For this post the dataset flight from the statistic platform “Kaggle” was used. You can download it from my GitHub Repository.
Loading the libraries and the data
import pandas as pd
flight = pd.read_csv("path/to/file/flight.csv")
2 Python’s Pipe - Operator like R’s %>%
df = (
flight
[['DayOfWeek', 'UniqueCarrier', 'Origin_Airport']]
)
df.head()
2.1 Filter and select
df = (
flight
[flight.DayOfWeek > 3]
[['DayOfWeek', 'UniqueCarrier', 'Origin_Airport']]
)
df.head()
2.2 Multiple filter and select
df = (
flight
[(flight.DayOfWeek > 3) & (flight.Origin_Airport == 'JFK')]
[['DayOfWeek', 'UniqueCarrier', 'Origin_Airport']]
)
df.head()
2.3 Sample and sort
(
flight
.sample(n=3)
.sort_values('DayOfWeek')
[['DayOfWeek', 'UniqueCarrier', 'Origin_Airport']]
)
2.4 Multiple group by and summarize
df = (
flight
.groupby(['Origin_Airport', 'DayOfWeek'])
.agg({'Scheduled_Departure': 'mean'})
# agg = summarize
.rename(columns={"Scheduled_Departure": "avg_Scheduled_Departure"})
# due to agg we have to rename
.reset_index()
# agg returns a MultiIndex therefore reset_index()

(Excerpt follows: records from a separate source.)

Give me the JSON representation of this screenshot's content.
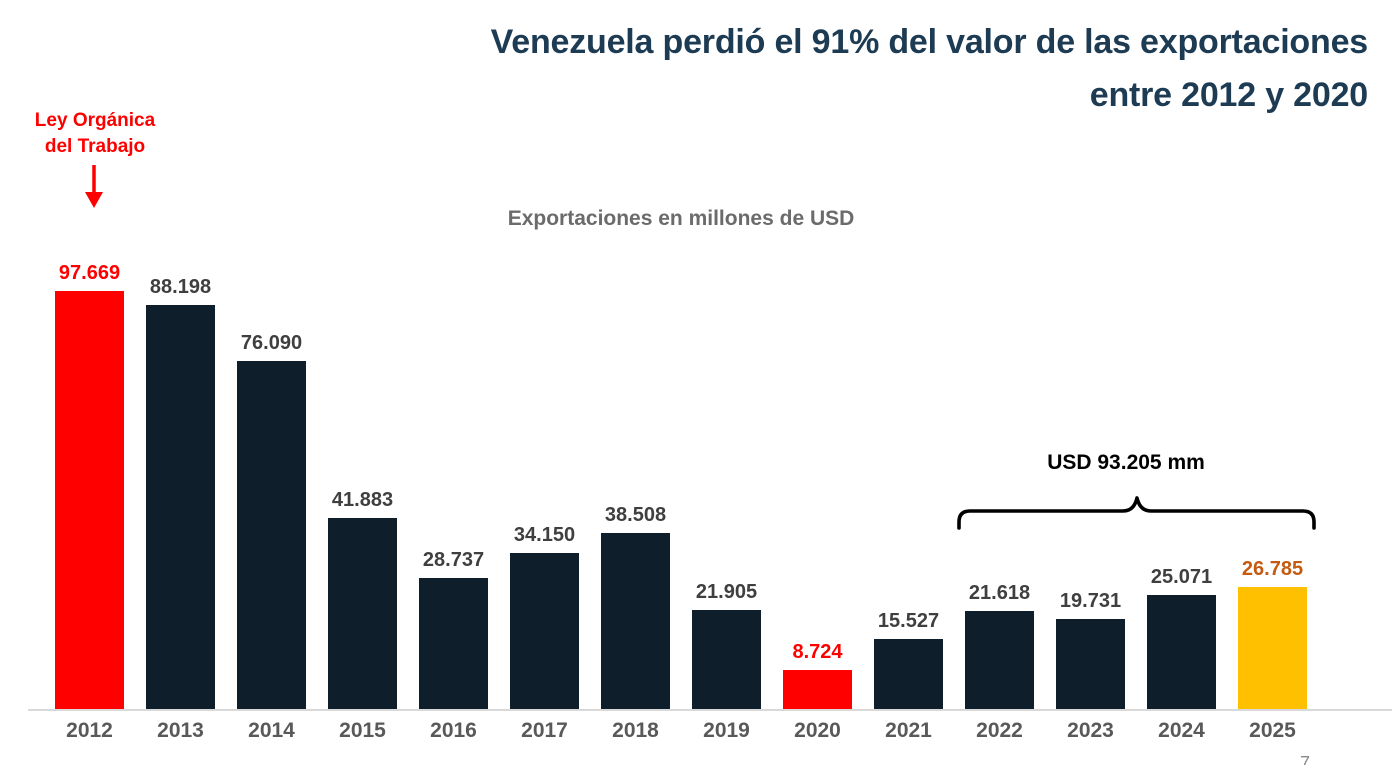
{
  "slide": {
    "title_line1": "Venezuela perdió el 91% del valor de las exportaciones",
    "title_line2": "entre 2012 y 2020",
    "page_marker": "7"
  },
  "annotations": {
    "law_line1": "Ley Orgánica",
    "law_line2": "del Trabajo",
    "law_arrow_icon": "red-down-arrow",
    "bracket_label": "USD 93.205 mm"
  },
  "colors": {
    "title": "#1d3b53",
    "bar_default": "#0e1e2a",
    "bar_highlight_red": "#ff0000",
    "bar_highlight_yellow": "#ffc000",
    "value_label": "#3f3f3f",
    "value_label_red": "#ff0000",
    "value_label_orange": "#c55a11",
    "year_label": "#595959",
    "subtitle": "#6b6b6b",
    "axis_line": "#d9d9d9",
    "annotation_red": "#ff0000",
    "bracket": "#000000"
  },
  "chart_data": {
    "type": "bar",
    "title": "Exportaciones en millones de USD",
    "categories": [
      "2012",
      "2013",
      "2014",
      "2015",
      "2016",
      "2017",
      "2018",
      "2019",
      "2020",
      "2021",
      "2022",
      "2023",
      "2024",
      "2025"
    ],
    "values": [
      97669,
      88198,
      76090,
      41883,
      28737,
      34150,
      38508,
      21905,
      8724,
      15527,
      21618,
      19731,
      25071,
      26785
    ],
    "value_labels": [
      "97.669",
      "88.198",
      "76.090",
      "41.883",
      "28.737",
      "34.150",
      "38.508",
      "21.905",
      "8.724",
      "15.527",
      "21.618",
      "19.731",
      "25.071",
      "26.785"
    ],
    "bar_color_keys": [
      "red",
      "default",
      "default",
      "default",
      "default",
      "default",
      "default",
      "default",
      "red",
      "default",
      "default",
      "default",
      "default",
      "yellow"
    ],
    "xlabel": "",
    "ylabel": "",
    "ylim": [
      0,
      100000
    ],
    "grid": false,
    "legend": null,
    "data_labels": true,
    "bracket_group": {
      "from": "2022",
      "to": "2025",
      "label": "USD 93.205 mm",
      "sum": 93205
    }
  }
}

.round({'avg_Scheduled_Departure': 2})
)
df.head(12)
2.5 Group by and multiple summarize
df = (
flight
.groupby(['Origin_Airport'])
.agg({'Scheduled_Departure': 'mean',
'Dep_Delay': 'mean',
'Scheduled_Arrival': 'mean',
'Arrival_Delay': 'mean'})
.rename(columns={"Scheduled_Departure": "avg_Scheduled_Departure",
"Dep_Delay": "avg_Dep_Delay",
"Scheduled_Arrival": "avg_Scheduled_Arriva",
"Arrival_Delay": "avg_Arrival_Delay"})
.reset_index()
.round({'avg_Scheduled_Departure': 2,
'avg_Dep_Delay': 2,
'avg_Scheduled_Arriva': 2,
'avg_Arrival_Delay':2})
)
df.head(12)
3 Conclusion
In my opinion, the Pipe Operator is a very useful feature which can be used in a variety of ways.